Experiments conducted by Scott Page, a political scientist at University of Michigan showed that groups made up of smart and not-so-smart people did better than groups of smart people only.

If a diverse group of people is assembled, possessing varying degrees of knowledge and insight, it can be better trusted with major decisions rather than leaving those in the hands of one or two “experts”, no matter how smart those experts are.

Diversity expands a group’s set of possible solutions and allows the group to conceptualise problems in novel ways. However, it also makes it easier for a group to make decisions based on facts, rather than on influence, authority, or group allegiance.

Diversity contributes not just by adding different perspectives to the group but also by making it easier for individuals to say what they really think.

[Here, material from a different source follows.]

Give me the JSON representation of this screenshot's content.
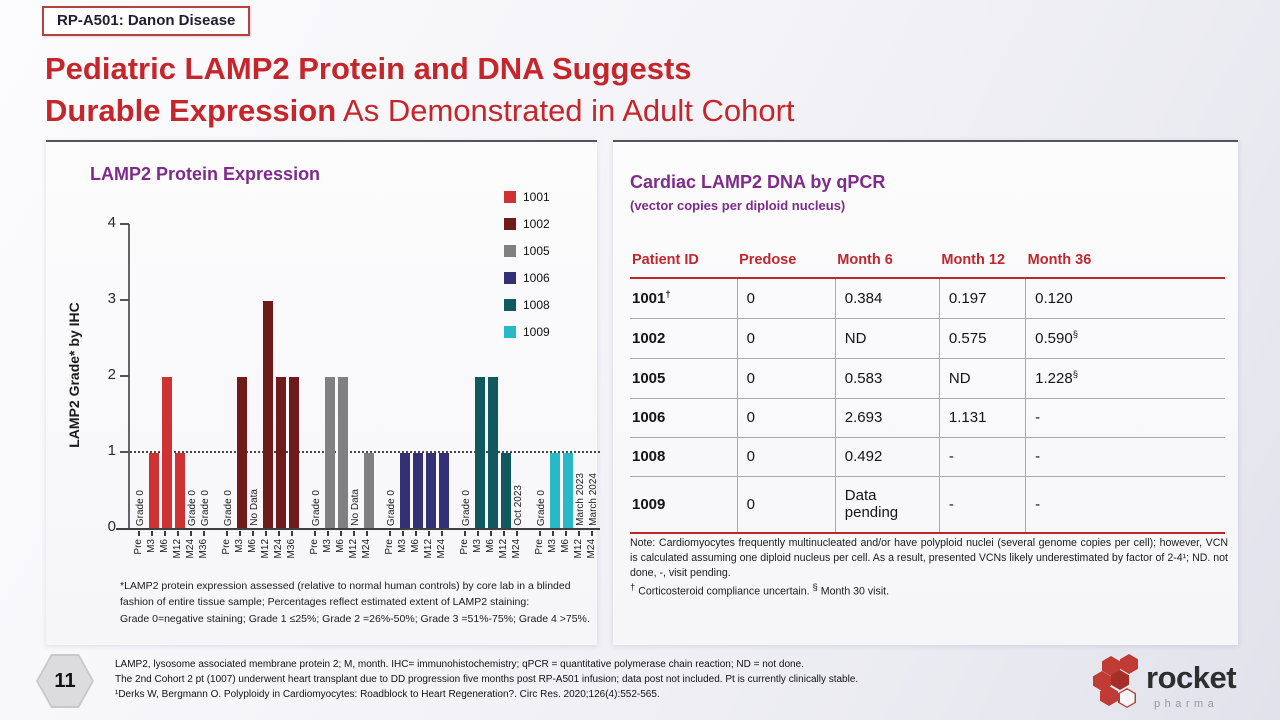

Independence doesn’t mean isolation, but it does mean relative freedom from the influence of others. This is important because a group of people is far more likely to come up with a good decision if the people in the group are independent of each other.

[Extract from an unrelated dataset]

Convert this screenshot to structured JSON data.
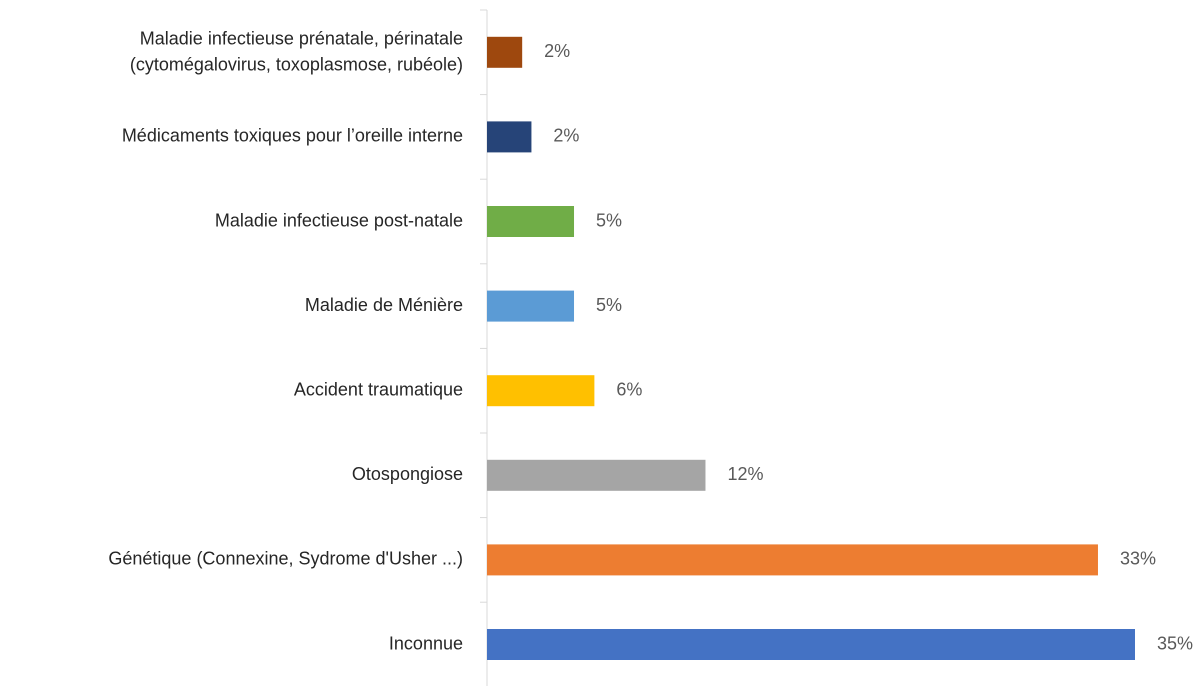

Independence is important to intelligent decisions because Independent people have independent viewpoints, and are more likely to have new information, rather than the same old data everyone may be familiar with.

The idea of the wisdom of crowds takes decentralisation as a given and as good, since it implies that if you set a crowd of self-interested, independent people to work in a decentralised way on the same problem, instead of trying to direct their efforts from the top down, their collective solution is likely to be better than any other solution you could come up with.

In terms of decision making and problem solving, there are a couple of things about decentralisation that really matter:
  • It fosters and is in turn fed by specialisation, which tends to make people more productive and efficient 
  • It increases the scope and diversity of the opinions and information in the system.
Decentralisation’s great strength is that it encourages independence and specialisation on the one hand, while still allowing people to coordinate their activities and to solve difficult problems on the other.

Its great weakness is that there is no guarantee that valuable information which is uncovered in one part of the system will find its way through the rest of the system. Sometimes valuable information never gets disseminated, making it less useful than it would otherwise be.

A decentralised system can only produce genuinely intelligent results if there’s a means of aggregating the information of everyone in the system.

Through many experiments and actual case studies, the research concludes that where there is diversity, independence and decentralisation coupled with a way of aggregating the collective input from participants, then the crowd will almost always make better decisions than one or two experts. Given that there is a real reluctance in New Zealand society to engage stakeholders and communities in decision-making processes, instead relying on “experts”, there is much food for thought in what Surowiecki has written.